Ya'll make me laugh...Thanks, i needed that


----------



## lilbigtonka (Dec 30, 2008)

well i thought i was done with the brute but i guess not

http://cgi.ebay.com/Stream-Machine-...158?pt=LH_DefaultDomain_0&hash=item2eaac79cde


now im def glad i got my concealed permit.......really i think i might order one lol


----------



## Made-In-TX (Aug 16, 2010)

LOL that's the one Tonka! I got the orange to match my bike. Haha. It's definitely one of the best additions I've made to the bike sine I've had it!

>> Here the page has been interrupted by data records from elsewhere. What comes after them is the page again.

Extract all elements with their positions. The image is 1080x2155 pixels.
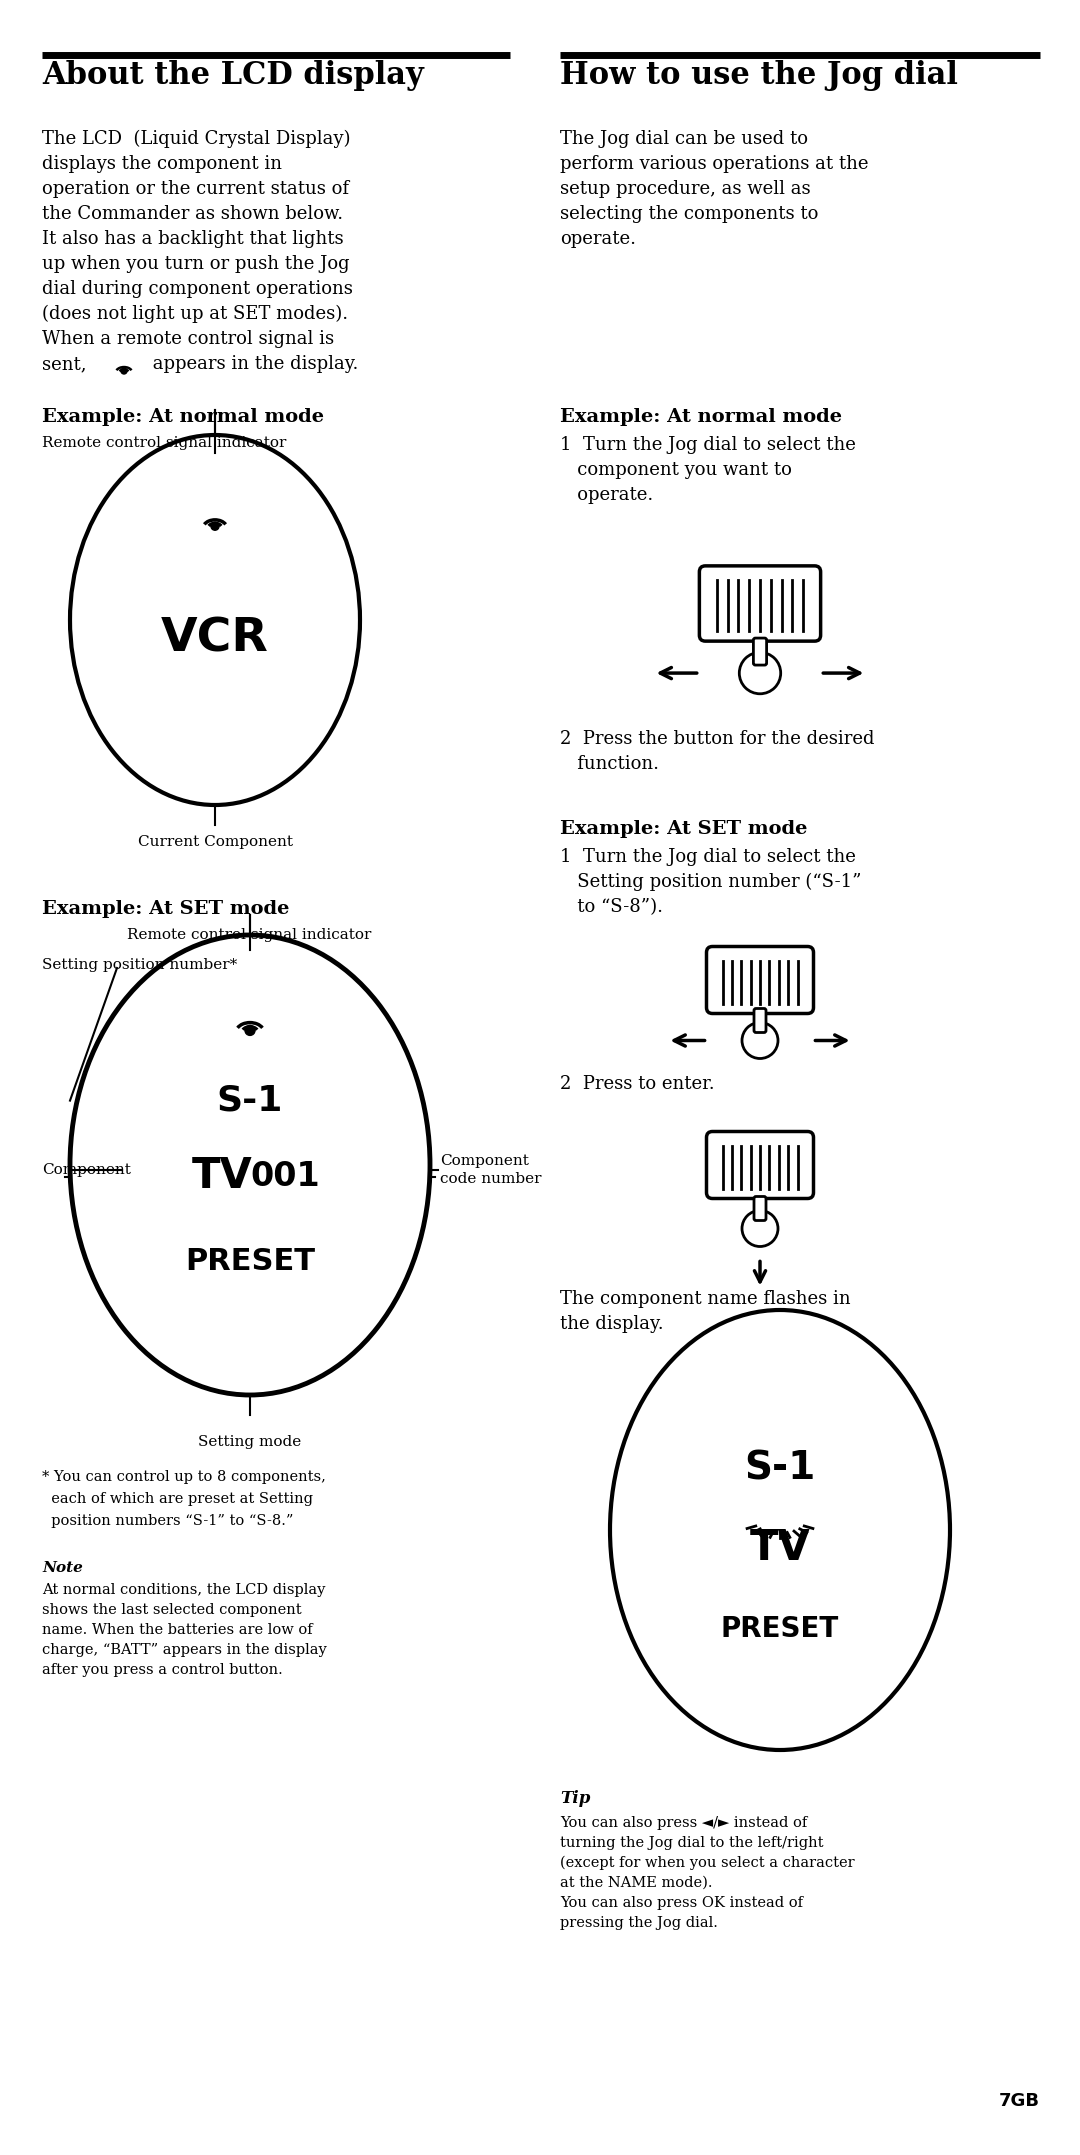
FancyBboxPatch shape: [754, 638, 767, 666]
Text: displays the component in: displays the component in: [42, 155, 282, 172]
Text: Current Component: Current Component: [137, 834, 293, 849]
Text: You can also press ◄/► instead of: You can also press ◄/► instead of: [561, 1817, 807, 1830]
Text: sent,: sent,: [42, 356, 98, 373]
Text: About the LCD display: About the LCD display: [42, 60, 423, 91]
FancyBboxPatch shape: [754, 1196, 766, 1220]
Text: 2  Press to enter.: 2 Press to enter.: [561, 1075, 715, 1093]
Text: Remote control signal indicator: Remote control signal indicator: [42, 435, 286, 450]
Text: How to use the Jog dial: How to use the Jog dial: [561, 60, 958, 91]
Text: * You can control up to 8 components,: * You can control up to 8 components,: [42, 1470, 326, 1485]
Text: position numbers “S-1” to “S-8.”: position numbers “S-1” to “S-8.”: [42, 1515, 294, 1528]
Text: Example: At SET mode: Example: At SET mode: [42, 901, 289, 918]
Text: operation or the current status of: operation or the current status of: [42, 181, 349, 198]
Text: TV: TV: [750, 1526, 810, 1569]
Circle shape: [121, 369, 127, 375]
Text: You can also press OK instead of: You can also press OK instead of: [561, 1896, 804, 1909]
Text: the display.: the display.: [561, 1315, 663, 1334]
Text: turning the Jog dial to the left/right: turning the Jog dial to the left/right: [561, 1836, 824, 1849]
Text: (except for when you select a character: (except for when you select a character: [561, 1855, 854, 1871]
Text: name. When the batteries are low of: name. When the batteries are low of: [42, 1623, 312, 1638]
Text: Example: At normal mode: Example: At normal mode: [42, 407, 324, 427]
Text: function.: function.: [561, 754, 659, 774]
Text: 2  Press the button for the desired: 2 Press the button for the desired: [561, 731, 875, 748]
Text: (does not light up at SET modes).: (does not light up at SET modes).: [42, 306, 348, 323]
Text: each of which are preset at Setting: each of which are preset at Setting: [42, 1491, 313, 1506]
Text: after you press a control button.: after you press a control button.: [42, 1664, 283, 1677]
Text: The component name flashes in: The component name flashes in: [561, 1291, 851, 1308]
Text: at the NAME mode).: at the NAME mode).: [561, 1877, 713, 1890]
Text: The LCD  (Liquid Crystal Display): The LCD (Liquid Crystal Display): [42, 129, 351, 149]
Text: the Commander as shown below.: the Commander as shown below.: [42, 205, 343, 222]
Text: Note: Note: [42, 1560, 83, 1575]
Text: pressing the Jog dial.: pressing the Jog dial.: [561, 1916, 718, 1931]
Text: perform various operations at the: perform various operations at the: [561, 155, 868, 172]
Text: 1  Turn the Jog dial to select the: 1 Turn the Jog dial to select the: [561, 435, 855, 455]
Text: Remote control signal indicator: Remote control signal indicator: [127, 929, 372, 942]
Text: It also has a backlight that lights: It also has a backlight that lights: [42, 231, 343, 248]
Text: Example: At SET mode: Example: At SET mode: [561, 821, 808, 838]
Text: VCR: VCR: [161, 616, 269, 662]
Text: component you want to: component you want to: [561, 461, 792, 478]
Text: PRESET: PRESET: [185, 1248, 315, 1276]
FancyBboxPatch shape: [754, 1009, 766, 1032]
Text: Setting position number*: Setting position number*: [42, 959, 238, 972]
Text: The Jog dial can be used to: The Jog dial can be used to: [561, 129, 808, 149]
Text: selecting the components to: selecting the components to: [561, 205, 819, 222]
Text: Tip: Tip: [561, 1791, 591, 1808]
Text: charge, “BATT” appears in the display: charge, “BATT” appears in the display: [42, 1642, 327, 1657]
Text: TV: TV: [191, 1155, 253, 1198]
Text: Setting position number (“S-1”: Setting position number (“S-1”: [561, 873, 862, 892]
Text: shows the last selected component: shows the last selected component: [42, 1603, 301, 1616]
Text: 7GB: 7GB: [999, 2093, 1040, 2110]
Text: Setting mode: Setting mode: [199, 1435, 301, 1448]
Text: S-1: S-1: [217, 1084, 283, 1118]
Text: setup procedure, as well as: setup procedure, as well as: [561, 181, 811, 198]
Text: to “S-8”).: to “S-8”).: [561, 899, 663, 916]
Text: Component
code number: Component code number: [440, 1155, 541, 1185]
Text: S-1: S-1: [744, 1450, 815, 1487]
Circle shape: [211, 522, 219, 530]
Text: up when you turn or push the Jog: up when you turn or push the Jog: [42, 254, 350, 274]
Text: PRESET: PRESET: [720, 1614, 839, 1642]
Text: 1  Turn the Jog dial to select the: 1 Turn the Jog dial to select the: [561, 849, 855, 866]
Text: appears in the display.: appears in the display.: [147, 356, 359, 373]
Text: Example: At normal mode: Example: At normal mode: [561, 407, 842, 427]
Text: Component: Component: [42, 1164, 131, 1177]
Text: At normal conditions, the LCD display: At normal conditions, the LCD display: [42, 1584, 325, 1597]
Text: operate.: operate.: [561, 487, 653, 504]
Text: operate.: operate.: [561, 231, 636, 248]
Text: dial during component operations: dial during component operations: [42, 280, 353, 297]
Text: When a remote control signal is: When a remote control signal is: [42, 330, 334, 347]
Circle shape: [245, 1026, 255, 1034]
Text: 001: 001: [251, 1159, 320, 1194]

We were at Muddapalooza and had 2 kids keep throwin mud at us so I sucked up some ice cold water from the cooler and snuck up behind 'em and let's just say they didn't throw any more mud...... bwahahahahahahaha


----------



## filthyredneck (Feb 10, 2010)

walker said:


> me too but it will not be for cleaning my radiator .. be for squirting my riding buddies with cooler water ... bwhahahahahha


Dangit! Now I guess I gotta buy one too! Thanks Made-In-Tx....for startin a friggin water gun war, I can see us all at Mudstock. Dont dare turn your back or screw around and get stuck somewhere....or you'll have cold water shot at your azz. LOL...should really liven things up


----------



## meangreen360 (May 3, 2009)

Yeah! Classic


----------



## bayou_boy_22 (Mar 13, 2009)

Just make sure y'all get video of walker crying when he is stuck swinging his flip flop at everyone that is spraying him with cooler water. Lol


----------



## uppidycon (Jan 7, 2010)

gpinjason said:


> You know... of all the great information this website has to offer... that water gun idea was a great addition to the database!! thanks for that, I think I have one of those guns somewhere around here, and I think I'll be strapping it on the rack for the next ride... LOL


YES, as i read this, i thought of doeboy.. he's always having radiator issues..

bike looks good..


----------



## walker (Apr 5, 2009)

bayou_boy_22 said:


> Just make sure y'all get video of walker crying when he is stuck swinging his flip flop at everyone that is spraying him with cooler water. Lol


 
ha i'm light on my feet .. they better want it pretty bad if they goin to spray me .. i have a secret weapon up my sleeve


----------



## meangreen360 (May 3, 2009)

More secrets huh? Mind freak!


----------



## walker (Apr 5, 2009)

get my 98 pound body guard after yalls azz's


----------